La situation de l'entreprise France Télécom n'est, à cet égard, pas si différente de la situation des travailleurs qui pratiquent la multiactivité et qui peuvent ainsi être appelés à cotiser à des régimes de Sécurité sociale dont ils ne relèvent pas en raison du caractère accessoire de l'activité au titre de laquelle ils sont contraints de cotiser.

2.2. Une application fondée sur les principes de la solidarité et de la libre-concurrence

C'est d'ailleurs au nom de ce principe de solidarité que la doctrine approuve généralement ces décisions (en ce sens G. Couturier, Droit du travail, Les relations individuelles de travail, PUF ; Collection Droit fondamental Droit social, 3ème éd. 1996, n° 316).

Par ailleurs, et comme cela a été justement souligné (P. Coudert, L'application des procédures collectives aux entreprises publiques, Petites affiches du 14 septembre 1994, n° 110, p. 26), la dispense d'affiliation à l'AGS institue une forme d'inégalité entre les entreprises soumises au droit des sociétés et donc un facteur susceptible de fausser les règles de la concurrence puisque des sociétés, placées dans une position identique sur le marché, supportent des charges différentes.

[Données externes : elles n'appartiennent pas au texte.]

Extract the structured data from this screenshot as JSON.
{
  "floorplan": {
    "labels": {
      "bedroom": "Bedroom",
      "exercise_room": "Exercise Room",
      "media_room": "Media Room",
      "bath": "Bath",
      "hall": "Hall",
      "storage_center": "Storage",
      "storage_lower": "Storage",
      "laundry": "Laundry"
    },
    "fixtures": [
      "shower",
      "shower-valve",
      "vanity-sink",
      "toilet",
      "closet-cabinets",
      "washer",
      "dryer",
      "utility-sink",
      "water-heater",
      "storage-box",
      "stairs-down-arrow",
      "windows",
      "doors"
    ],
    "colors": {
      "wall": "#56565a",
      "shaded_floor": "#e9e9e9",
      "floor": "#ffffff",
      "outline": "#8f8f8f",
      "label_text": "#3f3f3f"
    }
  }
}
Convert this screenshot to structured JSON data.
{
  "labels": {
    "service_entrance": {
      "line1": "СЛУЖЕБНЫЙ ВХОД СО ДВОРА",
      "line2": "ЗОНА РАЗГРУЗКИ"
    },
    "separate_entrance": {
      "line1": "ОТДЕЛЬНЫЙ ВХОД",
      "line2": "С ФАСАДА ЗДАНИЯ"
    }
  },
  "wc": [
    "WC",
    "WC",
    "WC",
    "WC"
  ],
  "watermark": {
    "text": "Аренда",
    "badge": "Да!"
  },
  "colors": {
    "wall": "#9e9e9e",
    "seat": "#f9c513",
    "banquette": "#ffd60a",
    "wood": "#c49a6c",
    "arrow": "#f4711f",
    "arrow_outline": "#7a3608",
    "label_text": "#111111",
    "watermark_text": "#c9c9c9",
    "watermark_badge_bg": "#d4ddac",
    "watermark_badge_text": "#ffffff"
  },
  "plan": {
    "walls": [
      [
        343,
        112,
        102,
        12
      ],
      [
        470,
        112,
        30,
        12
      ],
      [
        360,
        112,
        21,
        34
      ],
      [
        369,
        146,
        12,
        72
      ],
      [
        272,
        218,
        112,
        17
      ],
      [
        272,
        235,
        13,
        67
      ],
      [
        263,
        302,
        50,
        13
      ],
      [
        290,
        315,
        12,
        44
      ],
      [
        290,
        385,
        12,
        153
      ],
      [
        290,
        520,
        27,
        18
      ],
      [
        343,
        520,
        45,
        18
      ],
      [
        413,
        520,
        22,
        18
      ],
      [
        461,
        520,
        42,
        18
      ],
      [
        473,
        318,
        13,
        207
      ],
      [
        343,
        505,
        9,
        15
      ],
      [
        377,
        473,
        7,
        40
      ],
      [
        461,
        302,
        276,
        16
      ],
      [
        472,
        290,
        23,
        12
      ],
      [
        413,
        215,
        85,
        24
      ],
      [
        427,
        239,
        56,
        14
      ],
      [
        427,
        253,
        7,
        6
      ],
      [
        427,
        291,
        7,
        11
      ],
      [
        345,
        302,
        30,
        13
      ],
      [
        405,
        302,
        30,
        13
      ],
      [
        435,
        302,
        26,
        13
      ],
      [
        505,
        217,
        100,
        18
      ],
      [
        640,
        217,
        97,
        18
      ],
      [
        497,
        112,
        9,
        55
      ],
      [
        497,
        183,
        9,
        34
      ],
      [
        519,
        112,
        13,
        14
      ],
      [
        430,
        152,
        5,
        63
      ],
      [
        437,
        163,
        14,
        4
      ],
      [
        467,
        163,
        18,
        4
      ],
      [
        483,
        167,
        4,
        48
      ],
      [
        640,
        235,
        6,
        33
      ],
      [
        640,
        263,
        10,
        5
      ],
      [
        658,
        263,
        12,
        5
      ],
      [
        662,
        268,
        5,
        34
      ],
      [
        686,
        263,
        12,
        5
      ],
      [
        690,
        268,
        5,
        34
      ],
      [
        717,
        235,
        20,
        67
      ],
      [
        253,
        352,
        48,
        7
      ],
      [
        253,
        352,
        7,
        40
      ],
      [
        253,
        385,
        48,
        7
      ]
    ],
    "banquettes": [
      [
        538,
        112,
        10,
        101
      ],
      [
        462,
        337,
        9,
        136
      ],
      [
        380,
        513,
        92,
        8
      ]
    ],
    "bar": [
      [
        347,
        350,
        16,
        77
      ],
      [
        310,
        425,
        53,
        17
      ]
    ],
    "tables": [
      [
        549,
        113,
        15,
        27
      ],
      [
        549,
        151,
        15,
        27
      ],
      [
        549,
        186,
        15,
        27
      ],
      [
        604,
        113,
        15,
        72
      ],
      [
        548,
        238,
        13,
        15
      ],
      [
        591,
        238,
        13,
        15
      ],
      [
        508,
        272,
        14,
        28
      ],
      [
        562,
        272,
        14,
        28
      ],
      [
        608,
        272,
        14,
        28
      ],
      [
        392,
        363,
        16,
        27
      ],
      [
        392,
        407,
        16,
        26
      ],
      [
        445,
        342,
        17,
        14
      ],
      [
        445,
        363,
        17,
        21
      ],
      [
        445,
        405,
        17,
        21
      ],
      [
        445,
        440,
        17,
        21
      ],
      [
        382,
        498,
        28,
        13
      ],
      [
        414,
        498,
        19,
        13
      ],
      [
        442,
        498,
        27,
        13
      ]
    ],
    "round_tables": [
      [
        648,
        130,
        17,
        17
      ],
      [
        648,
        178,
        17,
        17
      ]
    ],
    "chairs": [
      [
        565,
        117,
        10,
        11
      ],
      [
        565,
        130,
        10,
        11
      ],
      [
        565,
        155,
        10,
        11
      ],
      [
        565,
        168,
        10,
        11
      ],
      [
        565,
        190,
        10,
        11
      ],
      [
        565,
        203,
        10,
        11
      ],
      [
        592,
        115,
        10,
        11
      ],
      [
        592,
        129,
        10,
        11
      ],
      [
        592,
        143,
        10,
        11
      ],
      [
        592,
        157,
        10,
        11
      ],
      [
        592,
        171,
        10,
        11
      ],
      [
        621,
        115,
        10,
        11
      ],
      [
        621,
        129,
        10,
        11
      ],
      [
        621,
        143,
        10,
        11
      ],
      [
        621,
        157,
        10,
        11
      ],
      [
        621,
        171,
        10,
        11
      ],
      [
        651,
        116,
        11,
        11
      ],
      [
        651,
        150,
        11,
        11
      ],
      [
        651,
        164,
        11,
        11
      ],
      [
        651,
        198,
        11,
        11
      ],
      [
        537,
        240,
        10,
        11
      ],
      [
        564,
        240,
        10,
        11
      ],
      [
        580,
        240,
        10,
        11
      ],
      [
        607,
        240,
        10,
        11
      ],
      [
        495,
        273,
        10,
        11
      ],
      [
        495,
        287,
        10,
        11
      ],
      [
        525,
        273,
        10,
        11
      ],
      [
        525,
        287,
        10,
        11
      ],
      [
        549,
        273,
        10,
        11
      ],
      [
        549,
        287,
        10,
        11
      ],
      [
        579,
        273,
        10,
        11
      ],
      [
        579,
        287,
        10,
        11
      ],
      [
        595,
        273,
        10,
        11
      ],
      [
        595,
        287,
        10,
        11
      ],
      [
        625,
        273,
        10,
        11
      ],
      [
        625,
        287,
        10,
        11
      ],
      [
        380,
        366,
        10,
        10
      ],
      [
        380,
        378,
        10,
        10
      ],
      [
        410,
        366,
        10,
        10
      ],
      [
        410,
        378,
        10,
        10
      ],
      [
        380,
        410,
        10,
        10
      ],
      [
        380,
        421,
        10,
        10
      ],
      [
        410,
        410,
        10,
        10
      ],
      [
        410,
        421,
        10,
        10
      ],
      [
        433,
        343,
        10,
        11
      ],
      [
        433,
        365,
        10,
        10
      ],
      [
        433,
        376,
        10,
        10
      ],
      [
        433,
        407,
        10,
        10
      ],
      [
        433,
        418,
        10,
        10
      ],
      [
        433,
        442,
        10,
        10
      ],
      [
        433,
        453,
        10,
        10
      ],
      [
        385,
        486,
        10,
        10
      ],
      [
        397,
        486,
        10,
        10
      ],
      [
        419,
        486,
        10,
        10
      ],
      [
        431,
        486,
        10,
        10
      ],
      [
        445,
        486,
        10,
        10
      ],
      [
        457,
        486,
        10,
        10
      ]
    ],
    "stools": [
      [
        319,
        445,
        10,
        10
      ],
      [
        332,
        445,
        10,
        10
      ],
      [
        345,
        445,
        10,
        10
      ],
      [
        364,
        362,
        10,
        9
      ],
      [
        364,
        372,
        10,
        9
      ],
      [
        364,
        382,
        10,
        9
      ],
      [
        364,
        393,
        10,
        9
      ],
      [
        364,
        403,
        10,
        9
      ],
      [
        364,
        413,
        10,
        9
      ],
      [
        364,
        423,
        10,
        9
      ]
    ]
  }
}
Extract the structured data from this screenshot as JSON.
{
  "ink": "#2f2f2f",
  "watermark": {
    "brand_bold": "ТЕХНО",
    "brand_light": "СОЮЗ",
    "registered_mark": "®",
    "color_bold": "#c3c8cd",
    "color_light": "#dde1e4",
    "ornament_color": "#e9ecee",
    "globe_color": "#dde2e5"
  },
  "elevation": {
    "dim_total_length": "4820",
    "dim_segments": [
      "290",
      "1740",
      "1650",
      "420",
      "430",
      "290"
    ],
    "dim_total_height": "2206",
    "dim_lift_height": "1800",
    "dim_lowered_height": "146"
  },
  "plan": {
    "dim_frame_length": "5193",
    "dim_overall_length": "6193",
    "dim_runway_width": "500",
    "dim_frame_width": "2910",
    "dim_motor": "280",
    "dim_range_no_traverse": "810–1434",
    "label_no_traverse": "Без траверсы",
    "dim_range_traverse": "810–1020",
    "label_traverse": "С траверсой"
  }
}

Dans ces conditions, et comme nous l'avions pensé à l'époque (obs. préc. sous Cass. soc., 29 février 2000), la solution pourrait bien connaître l'application la plus large, en dépit des réserves émises par le Doyen Bernard Hatoux (préc.). Dans la mesure où la Cour de cassation déconnecte totalement la question de l'affiliation à l'AGS de celle de l'effectivité des garanties accordées au personnel de ces entreprises, et ce au nom du principe de solidarité et de respect des règles de la concurrence, on conçoit mal quelles pourraient être les dispositions propres à ces entreprises qui pourraient juridiquement s'opposer à ce qu'elles doivent s'affilier à l'AGS, même à fonds perdus.